Falling by the technological wayside is really the main issue. Nintendo aren't going for graphical clout this generation, as we all know. But a DS would surely be shamed by a PSP2, especially if the latter throws in a touch screen and motion sensors for good measure. And the iPhone is already cutting sharply into Nintendo’s target demographic.

But Nintendo will release a Wii HD instead, except with a catchier title. Why? Well, the Wii is in a similar predicament. Increasingly ignored by third-party devs at a time when HDTV adoption is skyrocketing, the little white box is starting to show its age. Nintendo won't want to stilt Wii sales but they won't want Microsoft's Xbox 360 or Sony's resurgent PS3 to steal its thunder, either. In fact, when Xbox 360 gets its controller-free camera, Natal, and PS3 gets Wiimote-alikes this year in the form of its new ‘Arc’ controllers, the Wii will face its sternest test yet.

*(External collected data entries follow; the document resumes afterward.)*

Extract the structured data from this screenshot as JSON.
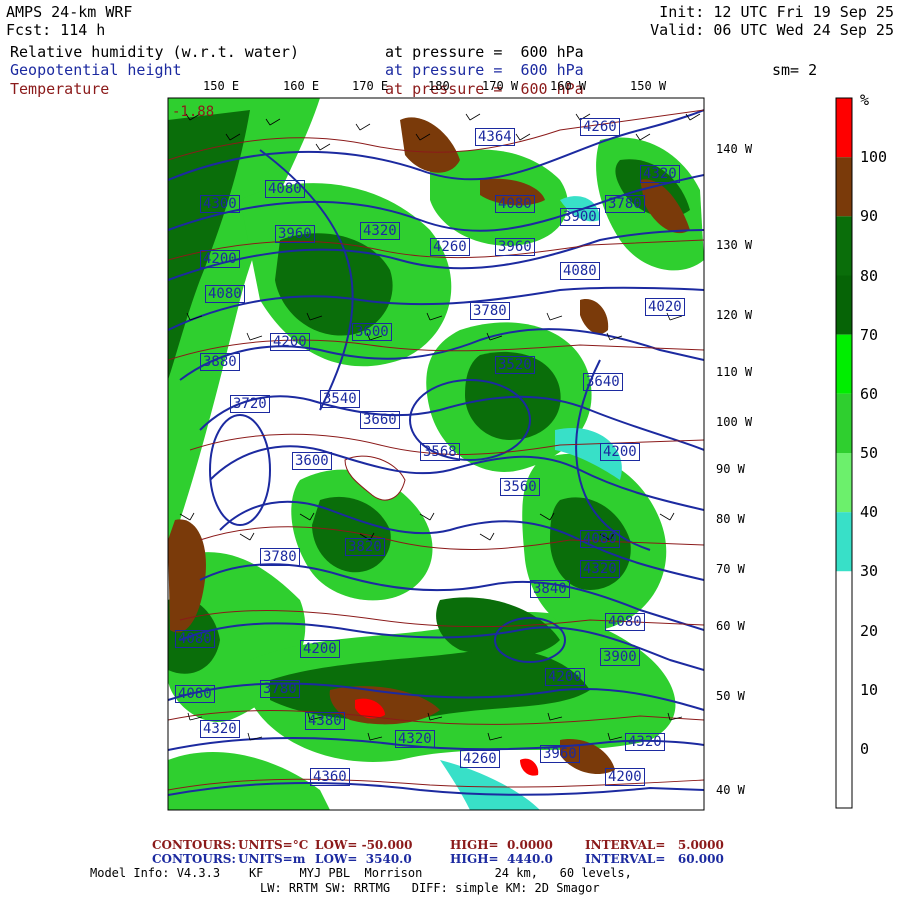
{
  "header": {
    "model": "AMPS 24-km WRF",
    "fcst": "Fcst: 114 h",
    "init": "Init: 12 UTC Fri 19 Sep 25",
    "valid": "Valid: 06 UTC Wed 24 Sep 25",
    "fields": [
      {
        "name": "Relative humidity (w.r.t. water)",
        "level": "at pressure =  600 hPa",
        "color": "#000000"
      },
      {
        "name": "Geopotential height",
        "level": "at pressure =  600 hPa",
        "color": "#1c2aa0"
      },
      {
        "name": "Temperature",
        "level": "at pressure =  600 hPa",
        "color": "#8b1a1a"
      }
    ],
    "smoothing": "sm= 2"
  },
  "lon_top": [
    "150 E",
    "160 E",
    "170 E",
    "180",
    "170 W",
    "160 W",
    "150 W"
  ],
  "lon_right": [
    "140 W",
    "130 W",
    "120 W",
    "110 W",
    "100 W",
    "90 W",
    "80 W",
    "70 W",
    "60 W",
    "50 W",
    "40 W"
  ],
  "colorbar": {
    "unit": "%",
    "labels": [
      "100",
      "90",
      "80",
      "70",
      "60",
      "50",
      "40",
      "30",
      "20",
      "10",
      "0"
    ],
    "colors": [
      "#ff0000",
      "#7a3a0a",
      "#0a6e0a",
      "#066406",
      "#00ee00",
      "#2fcf2f",
      "#6cf06c",
      "#38e0c8",
      "#ffffff",
      "#ffffff",
      "#ffffff",
      "#ffffff"
    ]
  },
  "height_labels": [
    "4364",
    "4260",
    "4320",
    "4300",
    "4080",
    "3960",
    "4200",
    "4080",
    "4320",
    "4260",
    "4080",
    "3900",
    "3780",
    "3960",
    "4080",
    "4020",
    "4200",
    "3600",
    "3780",
    "3520",
    "3640",
    "3880",
    "3540",
    "3568",
    "4200",
    "3600",
    "3660",
    "3720",
    "3820",
    "3780",
    "3560",
    "4080",
    "4320",
    "3840",
    "4080",
    "4200",
    "3900",
    "4200",
    "3780",
    "4080",
    "4320",
    "4380",
    "4260",
    "3960",
    "4320",
    "4080",
    "4320",
    "4200",
    "4360"
  ],
  "temp_labels": [
    "-1.88"
  ],
  "footer": {
    "line1": {
      "contours": "CONTOURS:",
      "units": "UNITS=°C",
      "low": "LOW= -50.000",
      "high": "HIGH=  0.0000",
      "interval": "INTERVAL=   5.0000"
    },
    "line2": {
      "contours": "CONTOURS:",
      "units": "UNITS=m",
      "low": "LOW=  3540.0",
      "high": "HIGH=  4440.0",
      "interval": "INTERVAL=   60.000"
    },
    "line3": "Model Info: V4.3.3    KF     MYJ PBL  Morrison          24 km,   60 levels,",
    "line4": "LW: RRTM SW: RRTMG   DIFF: simple KM: 2D Smagor"
  }
}
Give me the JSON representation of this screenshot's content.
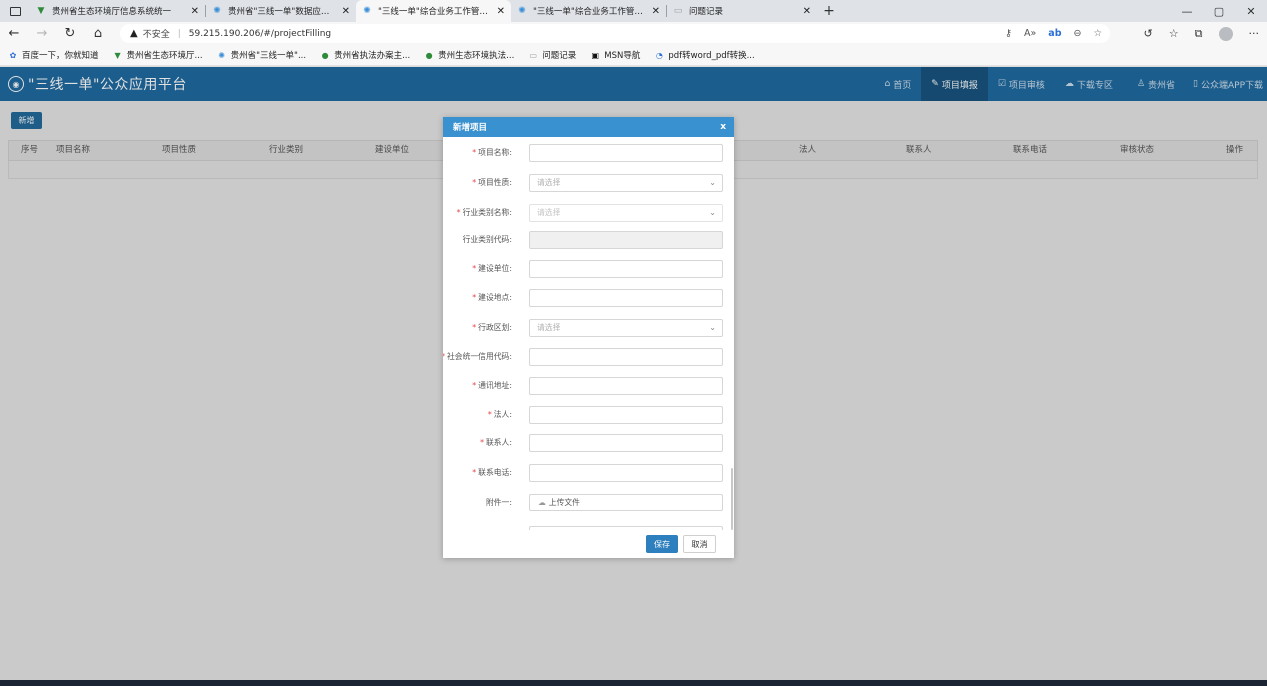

Going HD would go some way to drawing the three systems onto a level playing field once Wii loses its greatest advantage - its novel controller. Iwata recently hinted that HD alone wouldn't be enough for the Wii's successor, which is why there'll almost certainly be more to it than that. An HD Wii, with Motion Plus built into controllers and another new way to play - be it a Natal-esque camera, or some crazy new idea? It'd maintain Nintendo's advantage at a critical time, stop Microsoft or Sony from making Wii feel outdated, and draw third parties back to the console.

As for the DS? Well, that's simple. DS2 is already here - it's called DSi. Nintendo's newest dual-screen has four times the memory of the DS, for example, and twice the processing power. Nintendo have even promised DSi-enhanced and DSi-exclusive titles at some point down the line. The recent announced of Pokemon 5, the next true sequel to Diamond/Pearl, could fit the bill perfectly. With the hidden technical improvements of the DSi, there's simply no need for a new DS altogether when so many people are walking around with a more powerful DS in their pockets already.

Imagine this at this year’s E3: new, exclusive DSi titles announced to seamlessly transition the DS to a new generation without stifling DS sales - whilst remaining fully backwards compatible - and a Wii HD to keep the home console fighting in the face of fresh competition. This very much could be where Nintendo goes from here.

But for now, keep it quiet. I might just be a babbling crackpot, you know.